Por sua vez, Vólia Bomfim, advogada trabalhista e membro da Academia Brasileira de Direito do Trabalho, aponta que não há na Justiça trabalhista uma jurisprudência que defina algum tipo de tarifaço como fundamento para demissões.
“A Justiça do Trabalho normalmente é protetiva ao trabalhador. E, normalmente, tem a posição de não repassar ao trabalhador o risco que é do patrão”, elenca. “Esse risco seria do patrão mesmo no caso do tarifaço.”
Medidas preventivas – Na semana passada, o presidente Luiz Inácio Lula da Silva (PT) assinou uma medida provisória para ajudar os setores afetados pelas tarifas dos EUA.
O pacote libera uma linha de crédito de R$ 30 bilhões para empresas brasileiras.
Segundo o CEO da Pact Insights, a ação do governo em lançar o programa é válida e pode ajudar na manutenção dos empregos. No entanto, Pena entende que há um limite por parte dos empresários ao poder segurar os trabalhadores em seus postos.
O especialista aponta que os acordos são importantes para o empregador reduzir um número maior de processos que pode ser alvo. “O empresário precisará colocar na conta a litigiosidade. Uma demissão em massa, sem quitar as verbas devidas, sem a discussão com o sindicato, leva uma distribuição de ações ainda bem maior que a média. Esse é um risco que está posto.”
Na avaliação de André Laza, do Machado Associados, embora a medida do governo cite a relação do trabalho, o pacote lançado está mais ligado a questões comerciais e tributárias.
“É muito importante as empresas avaliarem as oportunidades para planos de contingências, emergenciais, e de alternativas, do ponto de vista jurídico, que empoderem elas para fazer alterações de condições do trabalho, sem eventualmente recair sobre o risco judicial”, destaca Laza.

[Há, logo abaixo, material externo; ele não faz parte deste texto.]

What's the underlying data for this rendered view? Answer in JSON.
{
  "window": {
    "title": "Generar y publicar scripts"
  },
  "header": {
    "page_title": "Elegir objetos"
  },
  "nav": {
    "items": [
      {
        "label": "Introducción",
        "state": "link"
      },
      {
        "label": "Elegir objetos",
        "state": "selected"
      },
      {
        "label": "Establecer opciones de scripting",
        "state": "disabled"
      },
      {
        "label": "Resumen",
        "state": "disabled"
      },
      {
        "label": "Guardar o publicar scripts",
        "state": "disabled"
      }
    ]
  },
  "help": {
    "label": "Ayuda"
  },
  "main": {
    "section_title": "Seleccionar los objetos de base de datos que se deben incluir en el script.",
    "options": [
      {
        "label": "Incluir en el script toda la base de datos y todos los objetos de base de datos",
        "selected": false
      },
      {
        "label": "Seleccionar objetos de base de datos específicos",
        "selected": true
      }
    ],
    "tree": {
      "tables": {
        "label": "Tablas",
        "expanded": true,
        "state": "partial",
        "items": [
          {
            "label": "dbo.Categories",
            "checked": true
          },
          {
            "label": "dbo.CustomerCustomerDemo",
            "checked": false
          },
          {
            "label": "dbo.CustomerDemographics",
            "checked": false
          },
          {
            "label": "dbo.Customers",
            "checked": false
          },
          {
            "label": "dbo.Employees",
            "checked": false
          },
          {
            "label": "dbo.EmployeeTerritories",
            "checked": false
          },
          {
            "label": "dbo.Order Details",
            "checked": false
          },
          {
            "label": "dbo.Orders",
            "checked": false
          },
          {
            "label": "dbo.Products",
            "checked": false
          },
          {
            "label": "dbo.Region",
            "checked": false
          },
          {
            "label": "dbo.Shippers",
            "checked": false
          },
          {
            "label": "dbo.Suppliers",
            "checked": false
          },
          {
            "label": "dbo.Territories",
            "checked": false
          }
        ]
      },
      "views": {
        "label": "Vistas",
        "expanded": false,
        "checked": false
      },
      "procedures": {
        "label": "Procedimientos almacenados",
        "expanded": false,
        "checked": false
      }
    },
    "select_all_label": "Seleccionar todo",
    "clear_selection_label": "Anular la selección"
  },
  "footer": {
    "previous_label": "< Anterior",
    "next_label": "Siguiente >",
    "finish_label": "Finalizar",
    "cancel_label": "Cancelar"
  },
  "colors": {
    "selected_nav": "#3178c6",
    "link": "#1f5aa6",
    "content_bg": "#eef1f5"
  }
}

Enquanto Vólia Bomfim, da Academia Brasileira de Direito do Trabalho, diz que as medidas do governo ainda não são efetivas para evitar a projeção de demissões. “Pouco ajudou ou vai ajudar, porque as empresas vão acabar sufocando sem poder fazer exportação”, analisa.
Segundo a advogada, o caminho imediato para o empregador é procurar o sindicato e começar a estudar possibilidades em meio a esse cenário.